Chacun connaît cette histoire allégorique de l’empereur de chine qui ordonna de tuer tous les oiseaux parce qu’ils mangeaient une partie des récoltes... jusqu’à ce que celles-ci fussent totalement ravagées par les insectes... Alors on protégea les oiseaux, les seuls capables de débarrasser les récoltes des insectes ravageurs... Et l’empereur de Chine comprit qu’il fallait respecter un équilibre entre les espèces, et laisser une place aux acteurs de la Nature pour que l’homme et ses activités puissent s’y insérer harmonieusement...

L’homme a partout saccagé les milieux naturels, tant par ses destructions que par l’introduction irréfléchie d’espèces exogènes.
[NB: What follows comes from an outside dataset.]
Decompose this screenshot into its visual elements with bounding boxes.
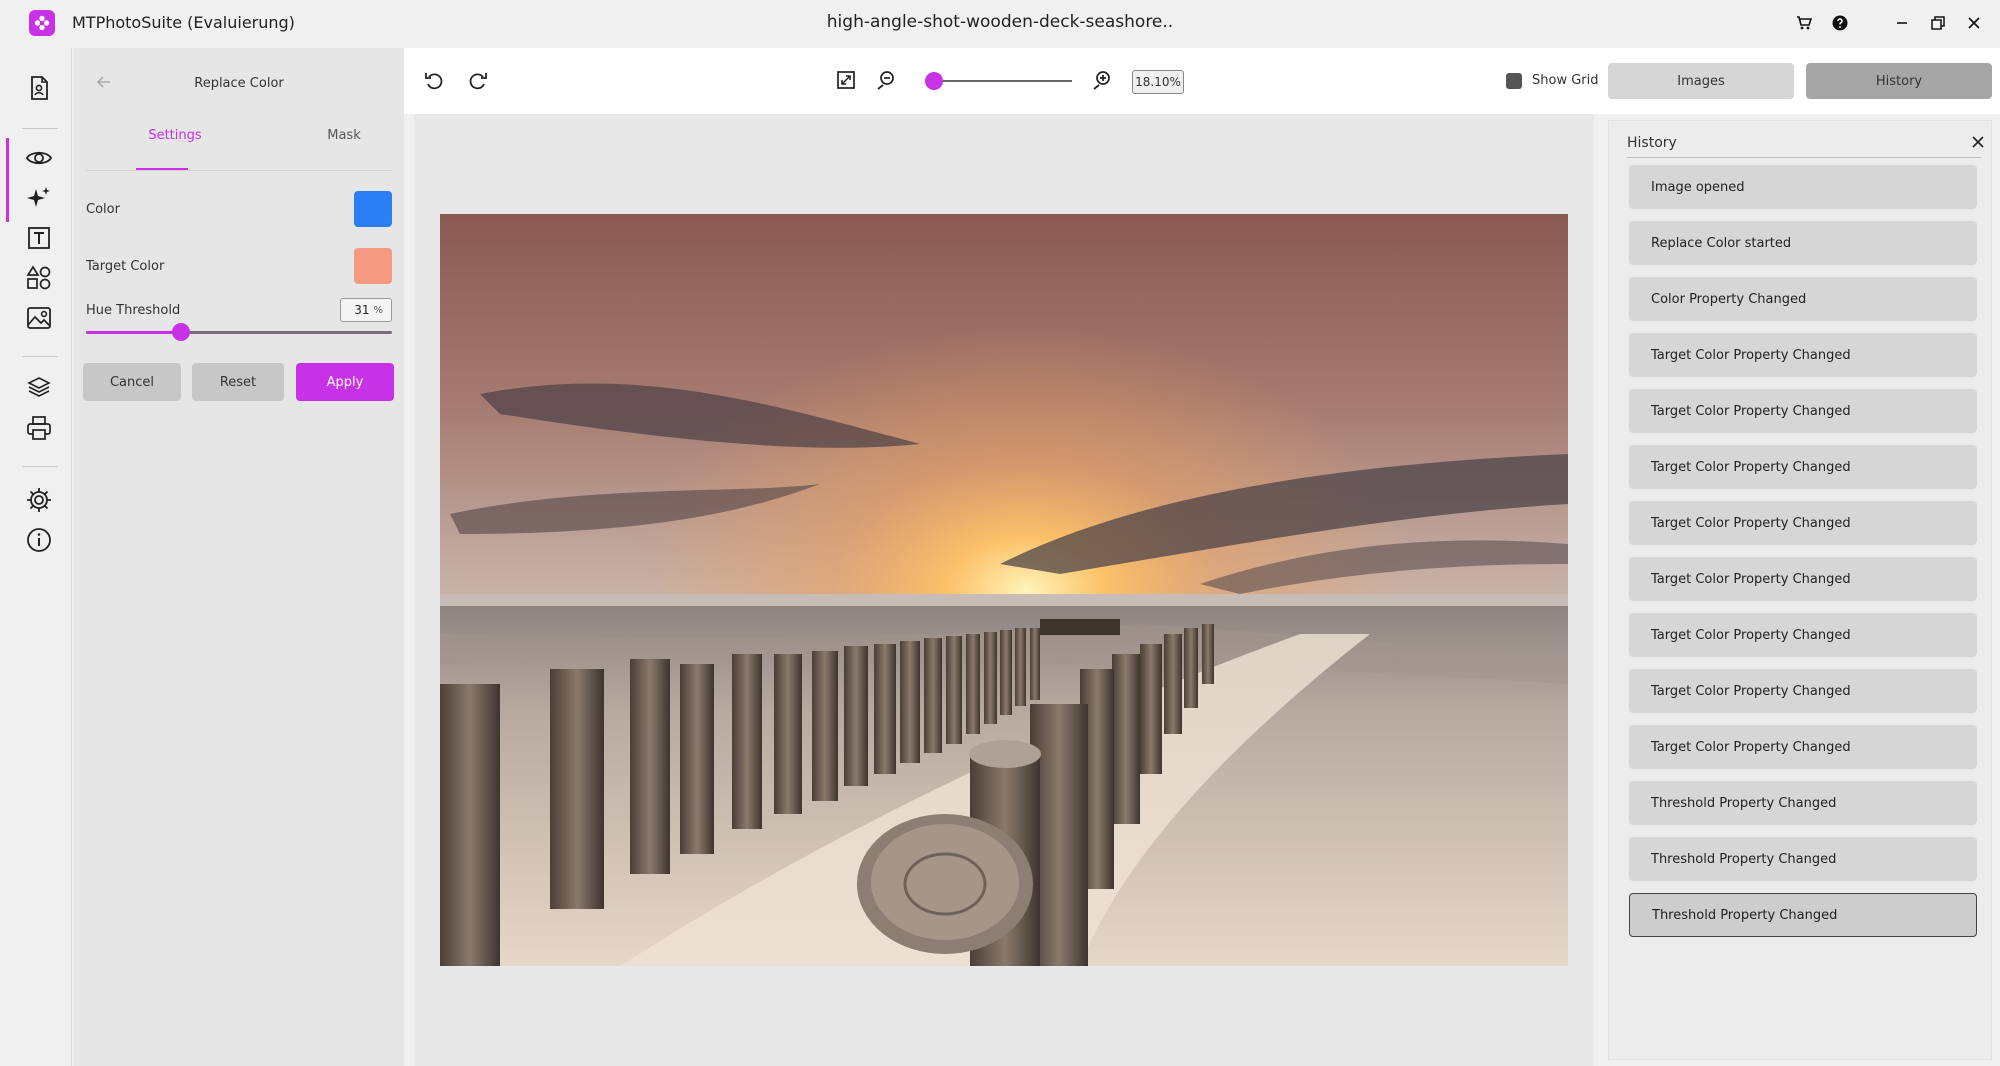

L’Histoire fourmille d’affaires anciennes plus ou moins dramatiques, aux conséquences toujours actuelles, ayant toutes comme point commun le refus du respect des équilibres naturels et l’incroyable fatuité de l’être humain qui s’estime évidemment capable de les « corriger » à son avantage... Ce qui n’est pourtant jamais le cas !

En son temps chacun s’était récrié devant le fameux « plan de réorganisation de la nature» promulgué par Staline après la guerre... Si Staline a disparu, ce plan a hélas partiellement été mis en œuvre - au moins pour ce qui concerne l’irrigation des états cotonniers comme l’Ouzbékistan - avec comme premier résultat le détournement des eaux des fleuves alimentant la mer d’Aral qui s’est rétrécie comme peau de chagrin dans l’indifférence générale, et qui va disparaître totalement d’ici trente ans... On aura ainsi créé à moyen terme, à la place d’une zone naturelle florissante, un nouveau désert...

L’introduction d’espèces allogènes par l’homme a été la source de drames sans précédents...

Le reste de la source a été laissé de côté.